RJA provides its advisors “with the tools they need, like technology, to run their business, and we get out of their way,” says Zank. “We don’t tell the size of the account they should have and things like that. We’re like a hospital, and the advisor is the doctor.”
As part of Raymond James Financial, RJA gives its advisors access to a research department and bank, for instance. “This could mean an advisor captures an extra point or two of upside for the client on an investment,” says Zank. “That can be a big deal for both the advisor and the client.”
RJA also is trying to raise its capability for its most elite producers. Though most RJA reps produce from $500,000 to $5 million annually, there are some with even higher sales and a very high-net-worth focus.
“We have to have the capability to support these large producers,” Zank acknowledges. “We have and continue to package an ultra-high-net-worth capability. It is a priority in ’06 as we attract advisors with bigger, higher books of business, which can be based on one or two ultra-high-net-worth relationships.”
Fred Whaley, managing director of wealth services, has been leading up this effort. “We are building a support team with dedicated financial advisors to serve financial advisors” who want to look more closely at alternative investments, trust services, etc., he says.

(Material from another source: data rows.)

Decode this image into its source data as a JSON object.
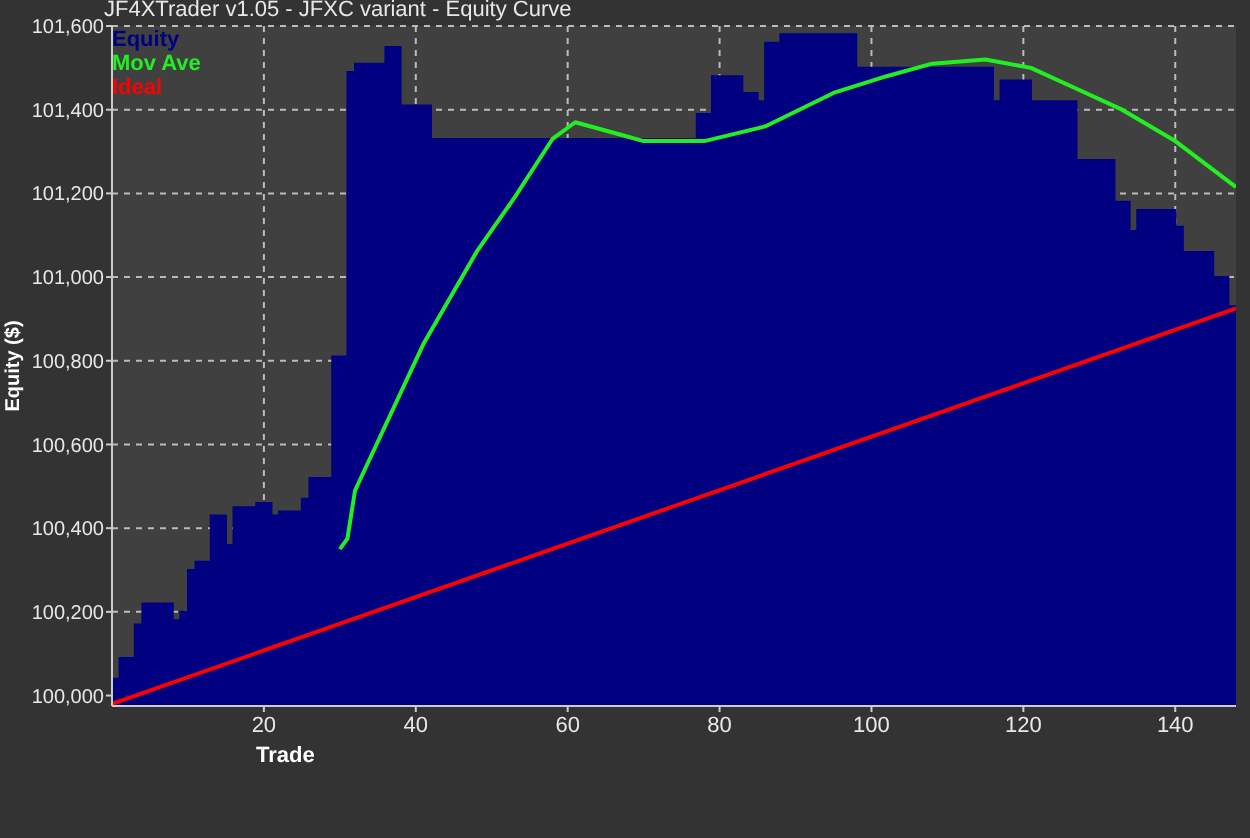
{
  "chart_data": {
    "type": "line",
    "title": "JF4XTrader v1.05 - JFXC variant - Equity Curve",
    "xlabel": "Trade",
    "ylabel": "Equity ($)",
    "xlim": [
      0,
      148
    ],
    "xticks": [
      20,
      40,
      60,
      80,
      100,
      120,
      140
    ],
    "ylim": [
      99975,
      101600
    ],
    "yticks": [
      {
        "value": 100000,
        "label": "100,000"
      },
      {
        "value": 100200,
        "label": "100,200"
      },
      {
        "value": 100400,
        "label": "100,400"
      },
      {
        "value": 100600,
        "label": "100,600"
      },
      {
        "value": 100800,
        "label": "100,800"
      },
      {
        "value": 101000,
        "label": "101,000"
      },
      {
        "value": 101200,
        "label": "101,200"
      },
      {
        "value": 101400,
        "label": "101,400"
      },
      {
        "value": 101600,
        "label": "101,600"
      }
    ],
    "grid": true,
    "legend": "top left",
    "series": [
      {
        "name": "Equity",
        "type": "area",
        "color": "#000080",
        "x": [
          0,
          1,
          1,
          3,
          3,
          4,
          4,
          8,
          8,
          9,
          9,
          10,
          10,
          11,
          11,
          13,
          13,
          15,
          15,
          16,
          16,
          19,
          19,
          21,
          21,
          22,
          22,
          25,
          25,
          26,
          26,
          29,
          29,
          31,
          31,
          32,
          32,
          36,
          36,
          38,
          38,
          42,
          42,
          77,
          77,
          79,
          79,
          83,
          83,
          85,
          85,
          86,
          86,
          88,
          88,
          98,
          98,
          116,
          116,
          117,
          117,
          121,
          121,
          127,
          127,
          132,
          132,
          134,
          134,
          135,
          135,
          140,
          140,
          141,
          141,
          145,
          145,
          147,
          147,
          148
        ],
        "values": [
          100040,
          100040,
          100090,
          100090,
          100170,
          100170,
          100220,
          100220,
          100180,
          100180,
          100200,
          100200,
          100300,
          100300,
          100320,
          100320,
          100430,
          100430,
          100360,
          100360,
          100450,
          100450,
          100460,
          100460,
          100430,
          100430,
          100440,
          100440,
          100470,
          100470,
          100520,
          100520,
          100810,
          100810,
          101490,
          101490,
          101510,
          101510,
          101550,
          101550,
          101410,
          101410,
          101330,
          101330,
          101390,
          101390,
          101480,
          101480,
          101440,
          101440,
          101420,
          101420,
          101560,
          101560,
          101580,
          101580,
          101500,
          101500,
          101420,
          101420,
          101470,
          101470,
          101420,
          101420,
          101280,
          101280,
          101180,
          101180,
          101110,
          101110,
          101160,
          101160,
          101120,
          101120,
          101060,
          101060,
          101000,
          101000,
          100930,
          100930
        ]
      },
      {
        "name": "Mov Ave",
        "color": "#22ee22",
        "x": [
          30,
          31,
          32,
          41,
          48,
          53,
          58,
          61,
          67,
          70,
          78,
          86,
          95,
          102,
          108,
          115,
          121,
          127,
          133,
          140,
          148
        ],
        "values": [
          100350,
          100375,
          100490,
          100840,
          101060,
          101190,
          101330,
          101370,
          101340,
          101325,
          101325,
          101360,
          101440,
          101480,
          101510,
          101520,
          101500,
          101450,
          101400,
          101325,
          101215
        ]
      },
      {
        "name": "Ideal",
        "color": "#ff0000",
        "x": [
          0,
          148
        ],
        "values": [
          99980,
          100925
        ]
      }
    ]
  }
}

“They really do look a lot like a wirehouse and therefore are attractive to wirehouse brokers,” shares Chip Roame of Tiburon Strategic Advisors, an industry consulting firm. “They’re in a unique position relative to their peers.” Most industry players of this size have been bought up, he adds.

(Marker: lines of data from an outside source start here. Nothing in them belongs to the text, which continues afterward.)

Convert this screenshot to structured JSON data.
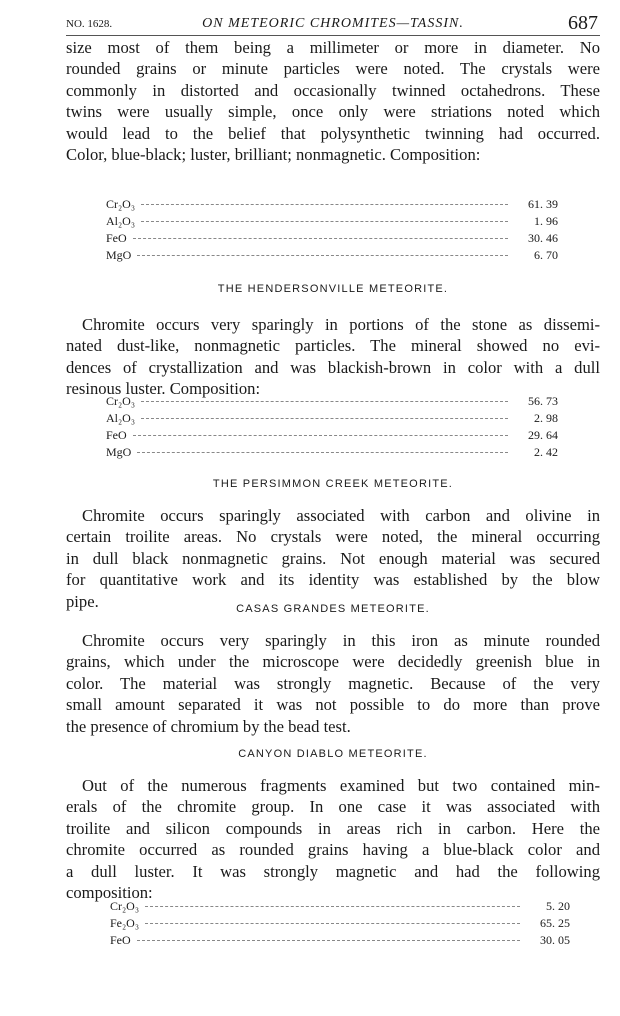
{
  "header": {
    "number": "NO. 1628.",
    "title": "ON METEORIC CHROMITES—TASSIN.",
    "page": "687"
  },
  "paragraphs": [
    {
      "lines": [
        "size most of them being a millimeter or more in diameter.  No",
        "rounded grains or minute particles were noted.  The crystals were",
        "commonly in distorted and occasionally twinned octahedrons.  These",
        "twins were usually simple, once only were striations noted which",
        "would lead to the belief that polysynthetic twinning had occurred.",
        "Color, blue-black; luster, brilliant; nonmagnetic.  Composition:"
      ]
    },
    {
      "lines": [
        "Chromite occurs very sparingly in portions of the stone as dissemi-",
        "nated dust-like, nonmagnetic particles.  The mineral showed no evi-",
        "dences of crystallization and was blackish-brown in color with a dull",
        "resinous luster.  Composition:"
      ]
    },
    {
      "lines": [
        "Chromite occurs sparingly associated with carbon and olivine in",
        "certain troilite areas.  No crystals were noted, the mineral occurring",
        "in dull black nonmagnetic grains.  Not enough material was secured",
        "for quantitative work and its identity was established by the blow",
        "pipe."
      ]
    },
    {
      "lines": [
        "Chromite occurs very sparingly in this iron as minute rounded",
        "grains, which under the microscope were decidedly greenish blue in",
        "color.  The material was strongly magnetic.  Because of the very",
        "small amount separated it was not possible to do more than prove",
        "the presence of chromium by the bead test."
      ]
    },
    {
      "lines": [
        "Out of the numerous fragments examined but two contained min-",
        "erals of the chromite group.  In one case it was associated with",
        "troilite and silicon compounds in areas rich in carbon.  Here the",
        "chromite occurred as rounded grains having a blue-black color and",
        "a dull luster.  It was strongly magnetic and had the following",
        "composition:"
      ]
    }
  ],
  "headings": [
    "THE HENDERSONVILLE METEORITE.",
    "THE PERSIMMON CREEK METEORITE.",
    "CASAS GRANDES METEORITE.",
    "CANYON DIABLO METEORITE."
  ],
  "tables": [
    {
      "rows": [
        {
          "label": "Cr₂O₃",
          "value": "61. 39"
        },
        {
          "label": "Al₂O₃",
          "value": "1. 96"
        },
        {
          "label": "FeO",
          "value": "30. 46"
        },
        {
          "label": "MgO",
          "value": "6. 70"
        }
      ]
    },
    {
      "rows": [
        {
          "label": "Cr₂O₃",
          "value": "56. 73"
        },
        {
          "label": "Al₂O₃",
          "value": "2. 98"
        },
        {
          "label": "FeO",
          "value": "29. 64"
        },
        {
          "label": "MgO",
          "value": "2. 42"
        }
      ]
    },
    {
      "rows": [
        {
          "label": "Cr₂O₃",
          "value": "5. 20"
        },
        {
          "label": "Fe₂O₃",
          "value": "65. 25"
        },
        {
          "label": "FeO",
          "value": "30. 05"
        }
      ]
    }
  ]
}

Meanwhile, RJA has a very strong presence in a booming part of the country. “It’s a good proposition to be selling,” Roame concludes. “They’ve got the right footprint.”
This success, though, does appear to be testing the brokerage firm’s limits, or at least, the image it wants to maintain of itself. “My job is to grow the firm in a logical manner that continues to protect the culture of the firm,” Zank says. And, like running a hospital, this is no easy feat. “We face demands for new systems that are necessary for us to grow. But we don’t want to grow too quickly. That can hurt.”

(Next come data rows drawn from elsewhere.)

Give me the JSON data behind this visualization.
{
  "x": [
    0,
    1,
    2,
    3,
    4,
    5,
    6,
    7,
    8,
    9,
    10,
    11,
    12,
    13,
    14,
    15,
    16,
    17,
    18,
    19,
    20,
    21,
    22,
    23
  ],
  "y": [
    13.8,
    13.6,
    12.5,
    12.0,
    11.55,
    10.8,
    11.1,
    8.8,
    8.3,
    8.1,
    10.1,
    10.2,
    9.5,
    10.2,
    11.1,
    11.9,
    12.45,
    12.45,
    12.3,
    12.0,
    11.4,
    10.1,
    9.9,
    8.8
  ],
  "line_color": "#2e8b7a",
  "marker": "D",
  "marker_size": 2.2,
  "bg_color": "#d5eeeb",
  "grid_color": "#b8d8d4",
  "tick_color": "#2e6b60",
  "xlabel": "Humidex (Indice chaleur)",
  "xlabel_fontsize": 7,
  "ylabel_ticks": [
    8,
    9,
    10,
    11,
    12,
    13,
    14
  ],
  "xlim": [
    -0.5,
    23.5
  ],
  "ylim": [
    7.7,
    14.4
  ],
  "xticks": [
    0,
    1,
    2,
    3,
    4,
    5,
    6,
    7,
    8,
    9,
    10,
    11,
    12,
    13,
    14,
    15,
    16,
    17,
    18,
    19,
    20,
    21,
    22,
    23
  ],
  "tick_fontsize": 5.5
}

How is this growth stressing the system? Costs. “We’ve hired about $100 million in gross dealer concessions in the past 18 months, and that’s expensive by nature,” the executive admits. To process these new sales, the company has to beef up its spending on information technology.
While Zank copes with these operational challenges, Raymond James Financial President and COO Chet Helck grapples with some of the broader industry trends — such as the best way to market and sell variable annuities, and to avoid future entanglement with regulators; the company incurred a $6.9 million fine over its lack of supervision of a rogue broker last fall, for instance.
The firm imposed its own deadline of July 31 on insurance firms, requiring them to offer less expensive products through its advisors. “This is how we walk the talk,” Helck explains. Raymond James says that nine of the 18 insurance firms it works with have met the deadline, which aimed to lower the expense and lessen the complexity of these products; four more firms are likely to comply with the company’s new requirements in the fall.
Despite these efforts and the support of colleagues like Helck, Zank seems to be juggling a lot these days, including the highs and lows that go with a fast-growth business. “I’m not as excited over profits today as I am about the prospects for the next year or two’s profits, as revenues get up to speed,” the head of RJA explains, adding that Raymond James staff processing brokers in transition and their client accounts are “busier than they’ve ever been.”
“This is unchartered territory for Raymond James & Associates,” he stresses.
Raymond James Financial Chairman and CEO Tom James, who remains upbeat on Zank’s ability at the helm, is clearly focused on ensuring that the head of RJA lives up to that challenge. “Many financial advisors are happy to have Dennis Zank as their leader. I guess my confidence was not misplaced,” he shares. “We must make growth disciplined and controlled, so that mistakes don’t happen.”